Like the sprayart stuff, it’s still just techniques. This becomes so very obvious as soon as you cast your eyes down on his other pictures at the beginning of the video. Gee, those trees look awfully like the one in the first picture. And hey, the temples at the back seem to only be one of two different types. And hell, let’s face it, the perspective is always so similar that it might as well just be the same picture again and again. This kid is just a machine in a factory line spitting out printouts.

Now i’m not condeming the artist here (i may have gone a bit too far with that factory line comment). What he’s doing is great and exactly what you as a budding artist should be doing. And that is simply PRACTICING YOUR TECHNIQUE OVER AND OVER AGAIN!

The reason that tree looks amazing is becausing it’s the seven hundredth tree he’s painted in the past year. The fact that he’s able to capture such a beautiful perspective line is because he can draw that line in his sleep.

Like Bruce Lee would have said if he was paraphrasing something he once wrote and related it to terms of painting ‘be not amazed at the artist who has drawn ten thousand trees, be amazed at the artist who has drawn one tree ten thousand times’. This is something you should be doing all the time.

Of course it can be maddening for an artist to draw the same thing ten thousand times. After a while it would just feel pointless. Sure your skill may improved, but you’re going to hate trees by the end of it (the trees will share your feelings, knowing how much paper you have consumed).

Motivation is going to end up being a factor to keep you going. This is one of the primary hurdles most artists will fall over. Simply being willing to redraw one misproportioned face is enough to make some people throw their pencil across the room. How does one find the willpower to overcome this self defeating process of constant drawing the same thing over and over.

Well, i’m afraid it’s different for everyone, and it’s something you’re going to have to find for yourself. I can’t say for sure, but this kid looks like he gets his motivation from selling his pictures (it may also be a tree from his childhood, i have no idea). In this way commissions and requests are a great way to do some practice. since it’s a piece of work you’re going to be showing somebody, you will want it to look right. You can’t just throw a half hearted scribble at them that sort of went wrong along the path to drawing accurate feet. You need to get it presentable, and that will mean redrawing it a few times.

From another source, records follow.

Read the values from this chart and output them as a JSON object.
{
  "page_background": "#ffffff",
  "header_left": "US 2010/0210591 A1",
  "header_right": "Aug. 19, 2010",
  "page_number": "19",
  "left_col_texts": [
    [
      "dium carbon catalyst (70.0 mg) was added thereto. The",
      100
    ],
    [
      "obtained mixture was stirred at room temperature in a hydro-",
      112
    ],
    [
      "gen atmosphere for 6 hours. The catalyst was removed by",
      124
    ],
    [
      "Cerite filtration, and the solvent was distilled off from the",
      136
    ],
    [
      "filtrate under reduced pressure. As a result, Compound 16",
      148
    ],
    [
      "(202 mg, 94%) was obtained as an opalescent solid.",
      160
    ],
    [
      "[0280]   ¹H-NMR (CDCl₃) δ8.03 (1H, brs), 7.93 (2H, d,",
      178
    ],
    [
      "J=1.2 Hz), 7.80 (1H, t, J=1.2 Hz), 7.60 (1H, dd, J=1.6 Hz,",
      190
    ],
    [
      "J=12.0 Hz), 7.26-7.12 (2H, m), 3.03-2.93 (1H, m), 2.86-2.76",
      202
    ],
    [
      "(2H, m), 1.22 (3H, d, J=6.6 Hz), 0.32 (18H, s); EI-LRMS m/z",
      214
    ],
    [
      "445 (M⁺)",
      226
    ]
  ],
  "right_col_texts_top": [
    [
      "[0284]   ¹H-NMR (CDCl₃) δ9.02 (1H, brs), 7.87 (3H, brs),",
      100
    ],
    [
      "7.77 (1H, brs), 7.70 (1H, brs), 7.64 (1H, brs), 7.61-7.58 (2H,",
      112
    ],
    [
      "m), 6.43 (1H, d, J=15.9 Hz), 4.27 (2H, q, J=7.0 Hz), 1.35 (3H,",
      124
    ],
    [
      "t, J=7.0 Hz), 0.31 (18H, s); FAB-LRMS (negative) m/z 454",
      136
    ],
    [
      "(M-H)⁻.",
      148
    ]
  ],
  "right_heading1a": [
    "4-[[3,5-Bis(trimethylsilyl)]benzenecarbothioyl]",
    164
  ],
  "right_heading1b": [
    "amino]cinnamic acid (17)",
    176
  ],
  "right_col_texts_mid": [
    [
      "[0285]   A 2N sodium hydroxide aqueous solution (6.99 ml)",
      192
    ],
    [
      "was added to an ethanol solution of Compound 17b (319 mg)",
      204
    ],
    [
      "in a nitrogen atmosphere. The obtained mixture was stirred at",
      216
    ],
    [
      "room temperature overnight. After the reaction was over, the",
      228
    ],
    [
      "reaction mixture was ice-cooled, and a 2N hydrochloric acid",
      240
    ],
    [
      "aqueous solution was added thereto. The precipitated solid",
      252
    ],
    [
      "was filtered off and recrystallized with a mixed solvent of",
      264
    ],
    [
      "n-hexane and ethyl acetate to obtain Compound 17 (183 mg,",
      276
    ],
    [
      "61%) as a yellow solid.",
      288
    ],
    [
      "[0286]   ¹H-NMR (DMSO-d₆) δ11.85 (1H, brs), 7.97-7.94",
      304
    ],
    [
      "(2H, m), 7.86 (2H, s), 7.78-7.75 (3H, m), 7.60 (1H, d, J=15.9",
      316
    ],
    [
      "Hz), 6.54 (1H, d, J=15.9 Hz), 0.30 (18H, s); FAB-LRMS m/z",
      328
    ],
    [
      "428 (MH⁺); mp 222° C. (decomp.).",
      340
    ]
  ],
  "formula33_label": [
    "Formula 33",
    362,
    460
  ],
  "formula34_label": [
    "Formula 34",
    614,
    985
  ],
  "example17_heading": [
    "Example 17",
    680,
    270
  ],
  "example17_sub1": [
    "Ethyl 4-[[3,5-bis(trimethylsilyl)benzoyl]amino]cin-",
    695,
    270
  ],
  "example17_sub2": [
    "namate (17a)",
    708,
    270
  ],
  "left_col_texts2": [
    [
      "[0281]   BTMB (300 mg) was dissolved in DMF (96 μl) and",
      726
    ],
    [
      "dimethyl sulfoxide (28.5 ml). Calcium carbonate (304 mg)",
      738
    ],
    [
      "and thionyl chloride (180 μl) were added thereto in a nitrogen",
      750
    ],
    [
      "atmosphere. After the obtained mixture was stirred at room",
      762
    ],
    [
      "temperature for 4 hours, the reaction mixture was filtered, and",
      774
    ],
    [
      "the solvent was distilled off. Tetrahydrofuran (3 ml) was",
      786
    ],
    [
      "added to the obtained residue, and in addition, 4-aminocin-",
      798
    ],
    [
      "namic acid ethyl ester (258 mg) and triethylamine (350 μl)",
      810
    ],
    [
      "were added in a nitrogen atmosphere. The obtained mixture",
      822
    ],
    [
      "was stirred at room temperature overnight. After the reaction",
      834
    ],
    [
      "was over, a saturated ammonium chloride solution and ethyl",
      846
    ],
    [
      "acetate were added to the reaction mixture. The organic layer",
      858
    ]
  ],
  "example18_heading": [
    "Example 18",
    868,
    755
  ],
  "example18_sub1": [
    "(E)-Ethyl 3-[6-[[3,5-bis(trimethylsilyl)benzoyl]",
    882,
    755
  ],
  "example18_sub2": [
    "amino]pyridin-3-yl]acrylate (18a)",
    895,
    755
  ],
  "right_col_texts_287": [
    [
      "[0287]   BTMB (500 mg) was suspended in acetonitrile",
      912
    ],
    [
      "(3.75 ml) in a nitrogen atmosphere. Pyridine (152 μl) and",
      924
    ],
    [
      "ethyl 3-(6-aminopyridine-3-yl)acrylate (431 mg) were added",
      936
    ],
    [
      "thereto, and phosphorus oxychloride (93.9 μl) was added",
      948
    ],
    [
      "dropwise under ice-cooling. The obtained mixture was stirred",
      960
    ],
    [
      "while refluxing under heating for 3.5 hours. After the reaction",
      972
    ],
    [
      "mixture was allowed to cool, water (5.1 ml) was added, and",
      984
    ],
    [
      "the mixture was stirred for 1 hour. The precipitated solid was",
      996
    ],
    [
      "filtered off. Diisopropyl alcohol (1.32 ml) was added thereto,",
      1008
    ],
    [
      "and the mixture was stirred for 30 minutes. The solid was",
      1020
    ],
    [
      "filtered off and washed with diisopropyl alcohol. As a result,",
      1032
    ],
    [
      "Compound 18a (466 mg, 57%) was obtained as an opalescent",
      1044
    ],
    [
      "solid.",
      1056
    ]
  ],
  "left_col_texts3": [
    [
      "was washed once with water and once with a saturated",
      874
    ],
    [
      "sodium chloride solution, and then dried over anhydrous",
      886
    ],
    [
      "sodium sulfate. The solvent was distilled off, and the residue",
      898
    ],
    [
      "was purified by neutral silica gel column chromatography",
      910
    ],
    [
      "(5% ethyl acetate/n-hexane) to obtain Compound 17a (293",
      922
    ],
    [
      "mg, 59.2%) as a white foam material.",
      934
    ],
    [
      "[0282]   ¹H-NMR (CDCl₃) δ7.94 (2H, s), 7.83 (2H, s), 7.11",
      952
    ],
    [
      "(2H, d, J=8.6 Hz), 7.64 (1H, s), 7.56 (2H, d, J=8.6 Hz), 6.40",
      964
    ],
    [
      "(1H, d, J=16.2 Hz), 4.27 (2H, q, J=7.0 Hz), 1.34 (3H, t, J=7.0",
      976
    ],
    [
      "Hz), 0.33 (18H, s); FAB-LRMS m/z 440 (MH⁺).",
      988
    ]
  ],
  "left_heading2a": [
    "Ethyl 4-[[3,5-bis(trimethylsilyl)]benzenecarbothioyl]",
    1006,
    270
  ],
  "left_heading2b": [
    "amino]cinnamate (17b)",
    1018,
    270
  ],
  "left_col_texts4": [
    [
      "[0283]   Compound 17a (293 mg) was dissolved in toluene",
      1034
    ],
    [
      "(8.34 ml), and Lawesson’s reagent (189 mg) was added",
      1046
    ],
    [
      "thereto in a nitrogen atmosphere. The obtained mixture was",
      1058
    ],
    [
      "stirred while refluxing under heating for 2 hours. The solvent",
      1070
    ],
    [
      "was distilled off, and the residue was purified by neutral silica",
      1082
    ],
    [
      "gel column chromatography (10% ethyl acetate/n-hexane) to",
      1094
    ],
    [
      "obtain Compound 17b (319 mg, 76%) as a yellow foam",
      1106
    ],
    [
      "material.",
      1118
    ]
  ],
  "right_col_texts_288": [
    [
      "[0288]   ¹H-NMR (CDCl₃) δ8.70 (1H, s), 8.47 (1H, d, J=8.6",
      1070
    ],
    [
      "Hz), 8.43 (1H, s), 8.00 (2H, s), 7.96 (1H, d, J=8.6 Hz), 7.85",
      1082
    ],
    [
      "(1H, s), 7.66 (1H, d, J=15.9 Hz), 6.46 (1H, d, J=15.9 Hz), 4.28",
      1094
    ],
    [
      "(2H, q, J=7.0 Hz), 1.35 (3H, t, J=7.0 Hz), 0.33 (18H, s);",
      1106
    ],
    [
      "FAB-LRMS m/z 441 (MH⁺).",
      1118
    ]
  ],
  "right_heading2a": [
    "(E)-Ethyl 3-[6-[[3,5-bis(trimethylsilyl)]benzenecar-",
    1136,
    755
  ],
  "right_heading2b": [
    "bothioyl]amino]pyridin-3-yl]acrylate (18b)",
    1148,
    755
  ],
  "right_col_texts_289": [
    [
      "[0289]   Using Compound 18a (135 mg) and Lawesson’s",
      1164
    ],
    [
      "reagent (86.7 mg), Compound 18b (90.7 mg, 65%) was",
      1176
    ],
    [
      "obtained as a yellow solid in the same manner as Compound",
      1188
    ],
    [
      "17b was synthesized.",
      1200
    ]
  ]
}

Doodling is another basic method. Scribble your trees in your margins at every opportunity. Your body can pick up the point along the way.

And think of comic book artists. How many times did Jack Kirby draw the Avengers? How many times has Oda-sensei drawn Luffy? The trick is in those slight variations that keeps the passion burning. Different angles, different perspectives and of course a constant storyline that requires you to draw similar scenes over and over again. Find your own method.

Does this all seem too difficult? Well tough. Stop whining and get on with it. You wanted to be an artist right? What do you think you’re supposed to be doing? Fill some sketchbooks!